SK Hynix became the country’s most valuable company on Monday, overtaking Samsung, which had held the top spot for more than 20 years.
Despite the rally, property still accounts for 75 per cent of household wealth, far above levels in other rich countries and dwarfing the 9 per cent held in equities, according to Kathleen Oh, an economist at Morgan Stanley. Household debt in South Korea is nearly 175 per cent of net disposable income, the sixth highest in the OECD.
Part of the over-concentration can be explained by the Kospi’s moribund performance before the AI boom. The index rose 25 per cent between 2015 and 2025, compared with a more than 50 per cent jump in average Seoul property prices in the same period, according to Kookmin Bank data.

The top policy adviser to South Korea’s president warned of unintended consequences from the stock gains, including surplus capital fuelling property investment.
“If the national wealth generated by the semiconductor industry is absorbed into unearned real estate income, and the fruits of growth are concentrated only among a select few, this boom will not last long,” Kim Yong-beom said in a social media post on Saturday.
Seoul home prices rose 3.1 per cent between the end of January and the end of May, while prices across the wider capital region climbed 1.9 per cent, according to Kookmin.
The increases come despite a raft of policies aimed at cooling the market. The government has tightened lending, restricted transactions in popular districts, imposed tougher loan caps on expensive homes and revived tax penalties for multiple-home owners.
“Changing a mindset shaped over three or four decades is hard,” said Namuh Rhee, chair of the Korea Corporate Governance Forum.

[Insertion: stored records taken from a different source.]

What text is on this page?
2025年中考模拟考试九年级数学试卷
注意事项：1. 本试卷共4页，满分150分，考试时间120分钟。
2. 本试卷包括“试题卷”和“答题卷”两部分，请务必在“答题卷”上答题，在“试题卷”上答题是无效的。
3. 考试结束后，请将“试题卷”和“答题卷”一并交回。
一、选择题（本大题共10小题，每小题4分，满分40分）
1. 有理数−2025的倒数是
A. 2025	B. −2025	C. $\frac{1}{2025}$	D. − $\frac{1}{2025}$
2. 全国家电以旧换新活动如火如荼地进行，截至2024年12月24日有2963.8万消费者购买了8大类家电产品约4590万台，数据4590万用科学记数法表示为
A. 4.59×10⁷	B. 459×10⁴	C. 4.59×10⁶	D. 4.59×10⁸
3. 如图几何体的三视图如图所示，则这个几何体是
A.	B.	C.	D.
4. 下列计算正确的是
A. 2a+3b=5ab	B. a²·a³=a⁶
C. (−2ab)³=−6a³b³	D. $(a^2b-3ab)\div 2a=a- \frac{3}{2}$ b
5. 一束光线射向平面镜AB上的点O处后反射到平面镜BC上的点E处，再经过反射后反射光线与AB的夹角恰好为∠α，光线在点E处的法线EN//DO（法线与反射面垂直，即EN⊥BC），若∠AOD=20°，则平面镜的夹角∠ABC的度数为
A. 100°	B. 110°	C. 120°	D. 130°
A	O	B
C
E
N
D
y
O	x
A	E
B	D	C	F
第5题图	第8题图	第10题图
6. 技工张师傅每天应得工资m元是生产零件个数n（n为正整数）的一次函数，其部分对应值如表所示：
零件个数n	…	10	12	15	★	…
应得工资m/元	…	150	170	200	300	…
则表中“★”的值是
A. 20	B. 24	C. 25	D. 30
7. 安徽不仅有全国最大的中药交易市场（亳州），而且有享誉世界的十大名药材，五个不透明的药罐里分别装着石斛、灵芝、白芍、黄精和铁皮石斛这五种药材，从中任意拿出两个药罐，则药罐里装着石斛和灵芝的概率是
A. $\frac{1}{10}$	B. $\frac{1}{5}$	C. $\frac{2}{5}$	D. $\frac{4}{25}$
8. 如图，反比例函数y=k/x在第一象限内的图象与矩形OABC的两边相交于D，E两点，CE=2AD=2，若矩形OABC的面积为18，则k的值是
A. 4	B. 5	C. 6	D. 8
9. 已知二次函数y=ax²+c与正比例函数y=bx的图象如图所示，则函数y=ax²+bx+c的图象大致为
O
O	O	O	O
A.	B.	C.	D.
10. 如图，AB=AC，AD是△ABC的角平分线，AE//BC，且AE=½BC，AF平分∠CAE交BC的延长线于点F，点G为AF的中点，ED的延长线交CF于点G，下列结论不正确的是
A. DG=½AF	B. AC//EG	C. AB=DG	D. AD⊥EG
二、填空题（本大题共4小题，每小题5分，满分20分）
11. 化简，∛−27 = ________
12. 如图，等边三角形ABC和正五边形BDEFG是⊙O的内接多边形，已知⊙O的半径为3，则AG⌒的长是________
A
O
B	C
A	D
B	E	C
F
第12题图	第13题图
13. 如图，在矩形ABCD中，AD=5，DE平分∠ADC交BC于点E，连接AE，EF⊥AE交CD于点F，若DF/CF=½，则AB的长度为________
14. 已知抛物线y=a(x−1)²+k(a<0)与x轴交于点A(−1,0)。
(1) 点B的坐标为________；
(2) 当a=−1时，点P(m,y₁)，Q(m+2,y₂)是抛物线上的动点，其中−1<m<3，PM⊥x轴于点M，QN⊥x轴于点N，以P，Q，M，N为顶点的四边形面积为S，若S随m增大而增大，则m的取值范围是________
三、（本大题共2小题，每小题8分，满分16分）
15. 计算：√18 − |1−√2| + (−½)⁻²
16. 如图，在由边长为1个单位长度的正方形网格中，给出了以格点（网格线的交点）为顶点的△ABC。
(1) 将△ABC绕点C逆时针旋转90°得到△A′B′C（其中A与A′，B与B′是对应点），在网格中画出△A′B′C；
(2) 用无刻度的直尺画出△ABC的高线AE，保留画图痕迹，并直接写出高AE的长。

Morgan Stanley’s Oh argued the stock rally could spur change, noting that half of South Korea’s population now had brokerage accounts, compared with 21 per cent in 2019, and that the public was better educated on equities than before.
“At lunch, all people talk about is: ‘What stocks are you in? How much did you make,” said Kim Min-jung, an office worker in Seoul. “If you don’t trade stocks, you look like an idiot.”
There are signs of overheating. In early June, the Kospi volatility index hit an all-time high of 94. Margin trading debt has surged to a record Won37tn, as retail investors borrow to amplify bets.
More than Won7tn has poured into leveraged single-stock exchange traded funds tied to Samsung and SK Hynix since their introduction in late May. Some ETF holders suffered huge losses after the Kospi fell 8 per cent in one day this month.
Lee Chan-jin, head of the Financial Supervisory Service, expressed regret on Monday for an ETF rollout that he said had been done “in a hurry”.
“Since most investors are middle-class and working-class individuals, exposure to sudden volatility could deliver a significant shock,” he said.
Kim Min-jung, the office worker, said it would be hard to convince people to shift away from property despite the government’s efforts.
“The mentality is if I just make a little money [from stocks], I can become part of the 1 per cent, I can buy a house in [the wealthy district of] Gangnam, and I can live a successful life,” she said.